The band wore mod-style "1960s period rude boy outfits (pork pie hats, tonic and mohair suits and loafers)". In 1980, the song "Too Much Too Young", the lead track on their The Special AKA Live! EP, reached No. 1 in the UK. In 1981, the unemployment-themed single "Ghost Town" also hit No. 1 in the UK Singles Chart.
After seven consecutive UK Top 10 singles between 1979 and 1981, three members of the group abruptly left to form Fun Boy Three. Continuing on as "The Special AKA" (a name they used frequently on earlier Specials releases), a substantially revised Specials line-up issued new material through 1984, including the top 10 UK hit single "Free Nelson Mandela". Afterwards, founder and songwriter Jerry Dammers dissolved the band and pursued political activism.
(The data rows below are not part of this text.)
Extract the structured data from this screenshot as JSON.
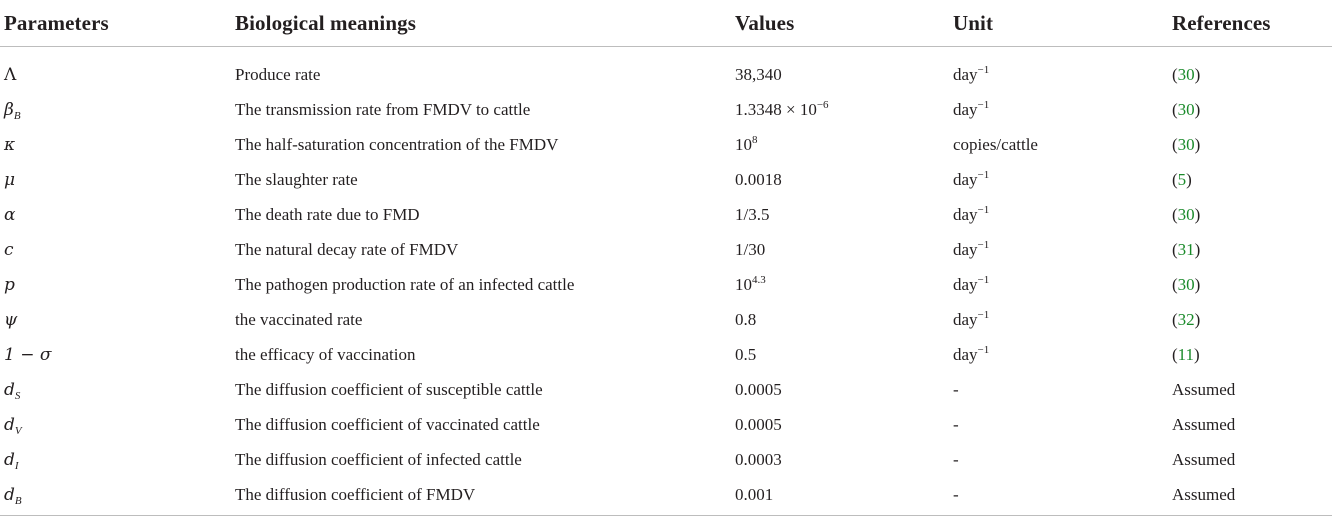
{
  "table": {
    "headers": [
      "Parameters",
      "Biological meanings",
      "Values",
      "Unit",
      "References"
    ],
    "rows": [
      {
        "param": "Λ",
        "param_sub": "",
        "meaning": "Produce rate",
        "value": "38,340",
        "value_sup": "",
        "unit": "day",
        "unit_sup": "−1",
        "ref_open": "(",
        "ref_num": "30",
        "ref_close": ")",
        "ref_text": ""
      },
      {
        "param": "β",
        "param_sub": "B",
        "meaning": "The transmission rate from FMDV to cattle",
        "value": "1.3348 × 10",
        "value_sup": "−6",
        "unit": "day",
        "unit_sup": "−1",
        "ref_open": "(",
        "ref_num": "30",
        "ref_close": ")",
        "ref_text": ""
      },
      {
        "param": "κ",
        "param_sub": "",
        "meaning": "The half-saturation concentration of the FMDV",
        "value": "10",
        "value_sup": "8",
        "unit": "copies/cattle",
        "unit_sup": "",
        "ref_open": "(",
        "ref_num": "30",
        "ref_close": ")",
        "ref_text": ""
      },
      {
        "param": "μ",
        "param_sub": "",
        "meaning": "The slaughter rate",
        "value": "0.0018",
        "value_sup": "",
        "unit": "day",
        "unit_sup": "−1",
        "ref_open": "(",
        "ref_num": "5",
        "ref_close": ")",
        "ref_text": ""
      },
      {
        "param": "α",
        "param_sub": "",
        "meaning": "The death rate due to FMD",
        "value": "1/3.5",
        "value_sup": "",
        "unit": "day",
        "unit_sup": "−1",
        "ref_open": "(",
        "ref_num": "30",
        "ref_close": ")",
        "ref_text": ""
      },
      {
        "param": "c",
        "param_sub": "",
        "meaning": "The natural decay rate of FMDV",
        "value": "1/30",
        "value_sup": "",
        "unit": "day",
        "unit_sup": "−1",
        "ref_open": "(",
        "ref_num": "31",
        "ref_close": ")",
        "ref_text": ""
      },
      {
        "param": "p",
        "param_sub": "",
        "meaning": "The pathogen production rate of an infected cattle",
        "value": "10",
        "value_sup": "4.3",
        "unit": "day",
        "unit_sup": "−1",
        "ref_open": "(",
        "ref_num": "30",
        "ref_close": ")",
        "ref_text": ""
      },
      {
        "param": "ψ",
        "param_sub": "",
        "meaning": "the vaccinated rate",
        "value": "0.8",
        "value_sup": "",
        "unit": "day",
        "unit_sup": "−1",
        "ref_open": "(",
        "ref_num": "32",
        "ref_close": ")",
        "ref_text": ""
      },
      {
        "param": "1 − σ",
        "param_sub": "",
        "meaning": "the efficacy of vaccination",
        "value": "0.5",
        "value_sup": "",
        "unit": "day",
        "unit_sup": "−1",
        "ref_open": "(",
        "ref_num": "11",
        "ref_close": ")",
        "ref_text": ""
      },
      {
        "param": "d",
        "param_sub": "S",
        "meaning": "The diffusion coefficient of susceptible cattle",
        "value": "0.0005",
        "value_sup": "",
        "unit": "-",
        "unit_sup": "",
        "ref_open": "",
        "ref_num": "",
        "ref_close": "",
        "ref_text": "Assumed"
      },
      {
        "param": "d",
        "param_sub": "V",
        "meaning": "The diffusion coefficient of vaccinated cattle",
        "value": "0.0005",
        "value_sup": "",
        "unit": "-",
        "unit_sup": "",
        "ref_open": "",
        "ref_num": "",
        "ref_close": "",
        "ref_text": "Assumed"
      },
      {
        "param": "d",
        "param_sub": "I",
        "meaning": "The diffusion coefficient of infected cattle",
        "value": "0.0003",
        "value_sup": "",
        "unit": "-",
        "unit_sup": "",
        "ref_open": "",
        "ref_num": "",
        "ref_close": "",
        "ref_text": "Assumed"
      },
      {
        "param": "d",
        "param_sub": "B",
        "meaning": "The diffusion coefficient of FMDV",
        "value": "0.001",
        "value_sup": "",
        "unit": "-",
        "unit_sup": "",
        "ref_open": "",
        "ref_num": "",
        "ref_close": "",
        "ref_text": "Assumed"
      }
    ]
  },
  "colors": {
    "text": "#231f20",
    "reference_link": "#1a8a2a",
    "rule": "#bdbdbd"
  }
}
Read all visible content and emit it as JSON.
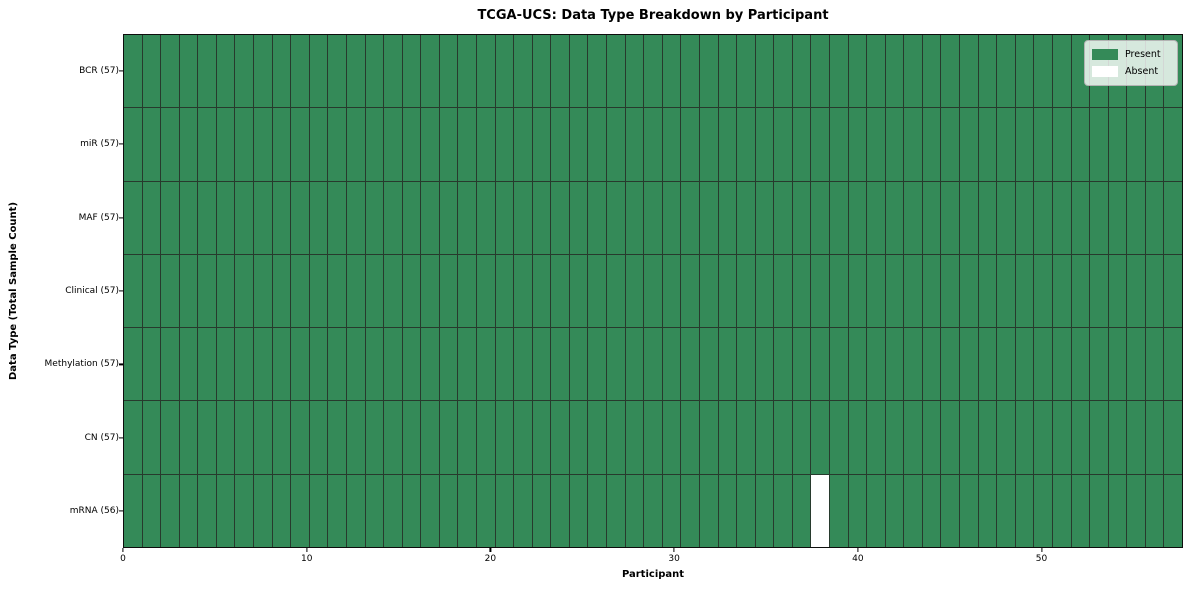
{
  "chart_data": {
    "type": "heatmap",
    "title": "TCGA-UCS: Data Type Breakdown by Participant",
    "xlabel": "Participant",
    "ylabel": "Data Type (Total Sample Count)",
    "x_ticks": [
      0,
      10,
      20,
      30,
      40,
      50
    ],
    "n_participants": 57,
    "x_range": [
      0,
      57.7
    ],
    "rows": [
      {
        "label": "BCR (57)",
        "data_type": "BCR",
        "present_count": 57,
        "absent_participants": []
      },
      {
        "label": "miR (57)",
        "data_type": "miR",
        "present_count": 57,
        "absent_participants": []
      },
      {
        "label": "MAF (57)",
        "data_type": "MAF",
        "present_count": 57,
        "absent_participants": []
      },
      {
        "label": "Clinical (57)",
        "data_type": "Clinical",
        "present_count": 57,
        "absent_participants": []
      },
      {
        "label": "Methylation (57)",
        "data_type": "Methylation",
        "present_count": 57,
        "absent_participants": []
      },
      {
        "label": "CN (57)",
        "data_type": "CN",
        "present_count": 57,
        "absent_participants": []
      },
      {
        "label": "mRNA (56)",
        "data_type": "mRNA",
        "present_count": 56,
        "absent_participants": [
          37
        ]
      }
    ],
    "legend": {
      "position": "upper-right",
      "entries": [
        {
          "label": "Present",
          "color": "#348a58"
        },
        {
          "label": "Absent",
          "color": "#ffffff"
        }
      ]
    },
    "colors": {
      "present": "#348a58",
      "absent": "#ffffff",
      "cell_edge": "#273a2d",
      "axis": "#000000"
    }
  }
}
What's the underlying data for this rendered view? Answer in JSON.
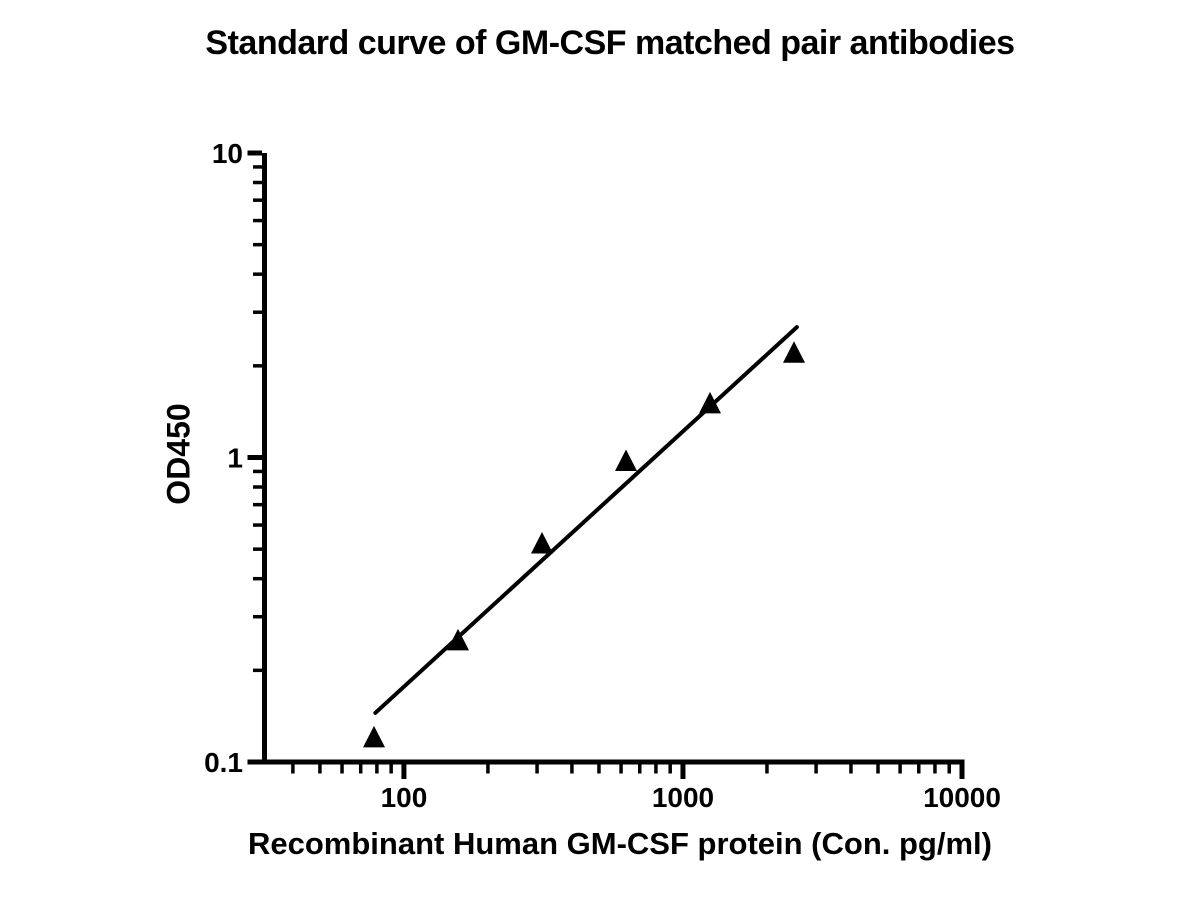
{
  "chart_data": {
    "type": "scatter",
    "title": "Standard curve of GM-CSF matched pair antibodies",
    "xlabel": "Recombinant Human GM-CSF protein (Con. pg/ml)",
    "ylabel": "OD450",
    "x_scale": "log10",
    "y_scale": "log10",
    "xlim": [
      31,
      10000
    ],
    "ylim": [
      0.1,
      10
    ],
    "grid": false,
    "legend": false,
    "x_major_ticks": [
      100,
      1000,
      10000
    ],
    "x_major_tick_labels": [
      "100",
      "1000",
      "10000"
    ],
    "x_minor_ticks": [
      40,
      50,
      60,
      70,
      80,
      90,
      200,
      300,
      400,
      500,
      600,
      700,
      800,
      900,
      2000,
      3000,
      4000,
      5000,
      6000,
      7000,
      8000,
      9000
    ],
    "y_major_ticks": [
      0.1,
      1,
      10
    ],
    "y_major_tick_labels": [
      "0.1",
      "1",
      "10"
    ],
    "y_minor_ticks": [
      0.2,
      0.3,
      0.4,
      0.5,
      0.6,
      0.7,
      0.8,
      0.9,
      2,
      3,
      4,
      5,
      6,
      7,
      8,
      9
    ],
    "points": {
      "marker": "filled-triangle-up",
      "x": [
        78.125,
        156.25,
        312.5,
        625,
        1250,
        2500
      ],
      "y": [
        0.12,
        0.25,
        0.52,
        0.97,
        1.5,
        2.2
      ]
    },
    "trend_line": {
      "x_start": 79,
      "y_start": 0.145,
      "x_end": 2560,
      "y_end": 2.68
    },
    "colors": {
      "axis": "#000000",
      "marker": "#000000",
      "line": "#000000",
      "text": "#000000",
      "background": "#ffffff"
    }
  }
}
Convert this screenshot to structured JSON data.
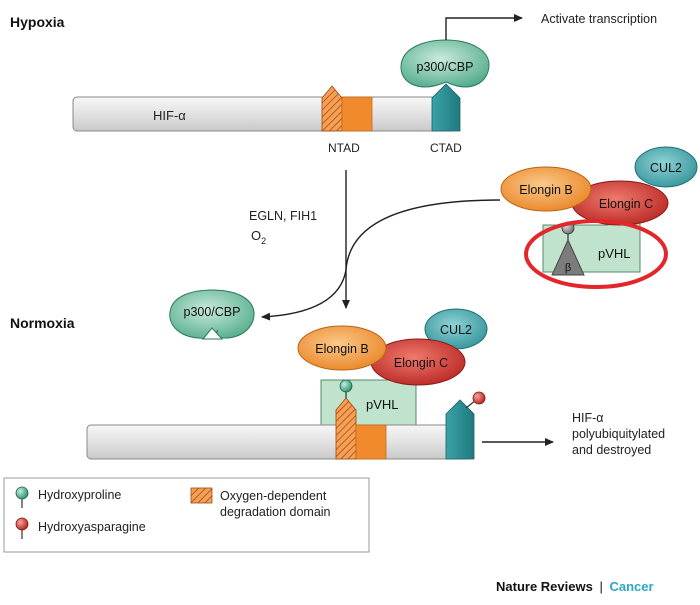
{
  "hypoxia": {
    "section_title": "Hypoxia",
    "protein_label": "HIF-α",
    "coactivator_label": "p300/CBP",
    "ntad_label": "NTAD",
    "ctad_label": "CTAD",
    "outcome_label": "Activate transcription"
  },
  "pathway": {
    "enzymes_label": "EGLN, FIH1",
    "oxygen_label": "O",
    "oxygen_subscript": "2",
    "released_coactivator_label": "p300/CBP"
  },
  "complex_free": {
    "elongin_b": "Elongin B",
    "elongin_c": "Elongin C",
    "cul2": "CUL2",
    "pvhl": "pVHL",
    "beta": "β"
  },
  "normoxia": {
    "section_title": "Normoxia",
    "elongin_b": "Elongin B",
    "elongin_c": "Elongin C",
    "cul2": "CUL2",
    "pvhl": "pVHL",
    "outcome_line1": "HIF-α",
    "outcome_line2": "polyubiquitylated",
    "outcome_line3": "and destroyed"
  },
  "legend": {
    "hydroxyproline": "Hydroxyproline",
    "hydroxyasparagine": "Hydroxyasparagine",
    "odd_line1": "Oxygen-dependent",
    "odd_line2": "degradation domain"
  },
  "credit": {
    "journal": "Nature Reviews",
    "separator": "|",
    "section": "Cancer"
  },
  "colors": {
    "bar_fill": "#e6e6e6",
    "green_protein": "#5fb69a",
    "ntad_orange": "#f08a2c",
    "ctad_teal": "#2d8f96",
    "elongin_b": "#f29a3a",
    "elongin_c": "#c8302d",
    "cul2": "#3aa0a8",
    "pvhl": "#bfe3cc",
    "highlight_ring": "#e3262b",
    "credit_accent": "#2aa7c9"
  }
}
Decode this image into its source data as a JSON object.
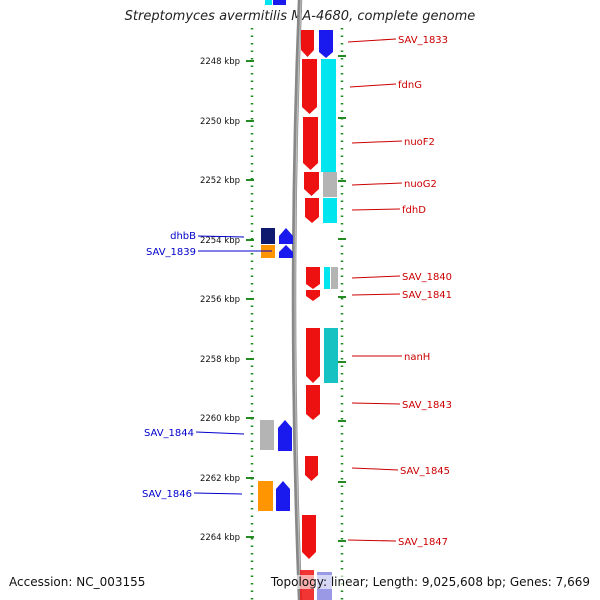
{
  "title": "Streptomyces avermitilis MA-4680, complete genome",
  "footer": {
    "accession": "Accession: NC_003155",
    "summary": "Topology: linear; Length: 9,025,608 bp; Genes: 7,669"
  },
  "ruler_ticks": [
    "2248 kbp",
    "2250 kbp",
    "2252 kbp",
    "2254 kbp",
    "2256 kbp",
    "2258 kbp",
    "2260 kbp",
    "2262 kbp",
    "2264 kbp"
  ],
  "colors": {
    "forward": "#ee1111",
    "cyan": "#00e5ee",
    "teal": "#16c2c2",
    "blue": "#1a1aee",
    "navy": "#0d1a6e",
    "orange": "#ff9500",
    "gray": "#b4b4b4",
    "backbone": "#888888",
    "dots": "#228b22",
    "label_red": "#cc0000",
    "label_blue": "#0000cc"
  },
  "right_labels": [
    "SAV_1833",
    "fdnG",
    "nuoF2",
    "nuoG2",
    "fdhD",
    "SAV_1840",
    "SAV_1841",
    "nanH",
    "SAV_1843",
    "SAV_1845",
    "SAV_1847"
  ],
  "left_labels": [
    "dhbB",
    "SAV_1839",
    "SAV_1844",
    "SAV_1846"
  ]
}
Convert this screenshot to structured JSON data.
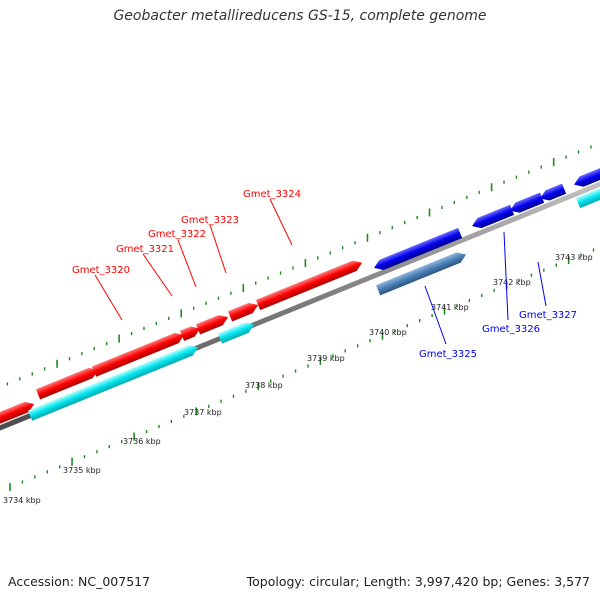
{
  "title": "Geobacter metallireducens GS-15, complete genome",
  "footer": {
    "accession": "Accession: NC_007517",
    "topology": "Topology: circular; Length: 3,997,420 bp; Genes: 3,577"
  },
  "colors": {
    "forward_gene": "#ff0000",
    "forward_cds_feature": "#00e5ee",
    "reverse_gene": "#0000ee",
    "reverse_cds_feature": "#4a7fb5",
    "backbone": "#888888",
    "gc_ticks": "#1f8a1f"
  },
  "scale_labels": [
    "3734 kbp",
    "3735 kbp",
    "3736 kbp",
    "3737 kbp",
    "3738 kbp",
    "3739 kbp",
    "3740 kbp",
    "3741 kbp",
    "3742 kbp",
    "3743 kbp"
  ],
  "gene_labels": {
    "forward": [
      "Gmet_3320",
      "Gmet_3321",
      "Gmet_3322",
      "Gmet_3323",
      "Gmet_3324"
    ],
    "reverse": [
      "Gmet_3325",
      "Gmet_3326",
      "Gmet_3327"
    ]
  }
}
The group reformed in 1993, and have continued to perform and record with varying line-ups (but without Dammers).
The group was formed in 1977 by songwriter/keyboardist Dammers, vocalist Tim Strickland, guitarist/vocalist Lynval Golding, drummer Silverton Hutchinson and bassist Horace Panter (a.k.a. Sir Horace Gentleman). Strickland was replaced by Terry Hall shortly after the band's formation. The band was first called the Automatics, then the Coventry Automatics. Vocalist Neville Staple and guitarist Roddy Byers (a.k.a. Roddy Radiation) joined the band the following year, and the band changed its name to the Special AKA. Joe Strummer of the Clash had attended one of their concerts, and invited the Special AKA to open for his band in their "On Parole" UK tour. This performance gave the Special AKA a new level of national exposure, and they briefly shared the Clash's management.
The Specials began at the same time as Rock Against Racism, which was first organised in 1978. According to Dammers, anti-racism was intrinsic to the formation of the Specials, in that the band was formed with the goal of integrating black and white people. Many years later Dammers stated, "Music gets political when there are new ideas in music, ...punk was innovative, so was ska, and that was why bands such as the Specials and the Clash could be political".